Jason Pagett was attacked by two men on September 13, 2002. After this incident, he noticed that he had OCD and began to see things that were curved slightly pixelated.
Trigger Warning: This article contains themes of violence that may be distressing to readers.
Some incidents can change the course of one's life, and for Jason Padgett, that moment came on September 13, 2002. Before then, he lived a carefree life filled with partying and chasing thrills, reports BBC. He often scoffed at math, saying, "Math is stupid, how can you use that in the real world?" Little did he know, his life was about to become a mathematical adventure.
Two men attacked and robbed him outside a karaoke bar in 2002. "I saw this puff of white light just like someone took a picture. The next thing I knew I was on my knees and everything was spinning and I didn't know where I was or how I got there." He reached a hospital where he was told that he had a concussion and a bleeding kidney. They just gave him pain medication and sent him home. However, since then he noticed that he was showing signs of having obsessive-compulsive disorder. He was scared of going out of his house and left the house to only stock up on food. He also began to experience fear thinking about the germs around him.
Amidst his struggles, Padgett noticed something unusual: curved objects appeared slightly pixelated to him. Seeking answers, he delved into online mathematics and discovered fractals, a concept he resonated with. Fractals are like snowflakes; zooming in reveals ever-smaller snowflakes. He struggled to describe his vision until one day, his daughter asked how a TV worked.

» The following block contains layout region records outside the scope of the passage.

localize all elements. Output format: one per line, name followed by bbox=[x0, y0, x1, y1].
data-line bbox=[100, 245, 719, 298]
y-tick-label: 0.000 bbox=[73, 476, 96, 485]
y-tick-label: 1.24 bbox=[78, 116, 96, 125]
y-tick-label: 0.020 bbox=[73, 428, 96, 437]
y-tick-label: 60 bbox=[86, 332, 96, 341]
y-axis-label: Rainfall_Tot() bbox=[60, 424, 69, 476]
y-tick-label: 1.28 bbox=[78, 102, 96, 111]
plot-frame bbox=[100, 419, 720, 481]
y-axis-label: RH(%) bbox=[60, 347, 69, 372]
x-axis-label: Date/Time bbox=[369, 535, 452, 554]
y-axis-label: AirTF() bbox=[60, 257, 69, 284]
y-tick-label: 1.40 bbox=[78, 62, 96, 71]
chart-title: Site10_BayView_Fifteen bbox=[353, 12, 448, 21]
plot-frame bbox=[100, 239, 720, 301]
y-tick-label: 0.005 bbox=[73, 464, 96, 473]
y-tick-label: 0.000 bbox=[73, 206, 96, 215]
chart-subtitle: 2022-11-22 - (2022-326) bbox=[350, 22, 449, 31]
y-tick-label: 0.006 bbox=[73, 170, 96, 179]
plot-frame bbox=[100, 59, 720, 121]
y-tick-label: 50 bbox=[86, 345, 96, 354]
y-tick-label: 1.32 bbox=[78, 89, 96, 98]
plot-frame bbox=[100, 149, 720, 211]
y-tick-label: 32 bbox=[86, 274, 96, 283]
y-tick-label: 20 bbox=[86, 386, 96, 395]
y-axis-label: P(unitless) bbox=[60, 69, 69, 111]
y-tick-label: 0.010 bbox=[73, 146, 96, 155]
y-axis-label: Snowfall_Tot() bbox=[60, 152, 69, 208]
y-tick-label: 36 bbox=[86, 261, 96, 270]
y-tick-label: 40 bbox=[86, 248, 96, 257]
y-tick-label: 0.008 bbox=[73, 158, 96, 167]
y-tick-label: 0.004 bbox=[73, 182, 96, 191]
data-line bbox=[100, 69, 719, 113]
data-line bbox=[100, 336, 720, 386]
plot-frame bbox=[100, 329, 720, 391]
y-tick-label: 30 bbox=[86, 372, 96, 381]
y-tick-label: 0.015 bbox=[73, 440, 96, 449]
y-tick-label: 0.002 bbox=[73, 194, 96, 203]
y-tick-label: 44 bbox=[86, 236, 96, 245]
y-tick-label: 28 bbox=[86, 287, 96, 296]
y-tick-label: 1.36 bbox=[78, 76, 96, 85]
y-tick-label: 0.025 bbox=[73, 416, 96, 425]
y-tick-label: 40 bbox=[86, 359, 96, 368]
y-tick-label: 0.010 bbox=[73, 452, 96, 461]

He said, “When you’re looking at a TV screen and you see a circle it’s really not a circle. It’s made with rectangles or squares and, if you look closely, the edge of the circle is really a zig-zag. You can take those pixels and cut them in half and cut them in half and you get closer and closer to a perfect circle but you never actually reach one because you can keep cutting the pixels in half forever, so the resolution gets better but you never have a perfect circle.” Padgett kept drawing circles, fractals, and every other shape to understand the concept better. One day on a trip, a physicist saw his drawing which turned out to be high-level mathematics and advised him to take math classes. He enrolled in a community college after that.
Talking about his experience in college, Padgett said, “When I got to calculus, I was able to write the equation 100 percent, but I had to write it in the language that (the professors) are used to seeing. Once I wrote it, and then I showed them step by step, this is how the drawing is made," according to Current. However, he still could not figure out why he saw things in geometrical shapes and graphs. Once again, TV helped him. He was watching television and for the first time, he heard Berit Brogaard, a cognitive neuroscientist talk about what numbers look like.
He spoke to him on the phone for hours and Brogaard concluded that Padgett had synaesthesia which is cross-wiring of the brain in which the senses get mixed up. Someone could be born this way or this could be caused due to an injury or trauma. Brogaard called him to the Brain Research Unit of Aalto University in Helsinki and made him go through brain scans. Padgett said, "They found that I had access to parts of the brain that we don’t have conscious access to, and also the visual cortex was working in conjunction with the part of the brain that does mathematics, which obviously makes sense."
As Brogaard said, the man was diagnosed with acquired savant syndrome and a form of synaesthesia. After this, Padgett went on to write about his experience in a book called, "Struck by Genius." His experience is also in the process of becoming a movie by Paper Pictures and the screenplay is reportedly completed. Padgett continues to draw the geometrical patterns he sees in the world. Though the two men who attacked him never got convicted, the whole experience changed Padgett's perspective. He sees beauty everywhere, even in raindrops falling on a puddle and he wants to share what he sees with everyone. “You should be walking around in absolute amazement at all times that reality even exists,” he said. “I’m having this mathematical awakening and all around us is absolute magic or about as close as you can get to magic.”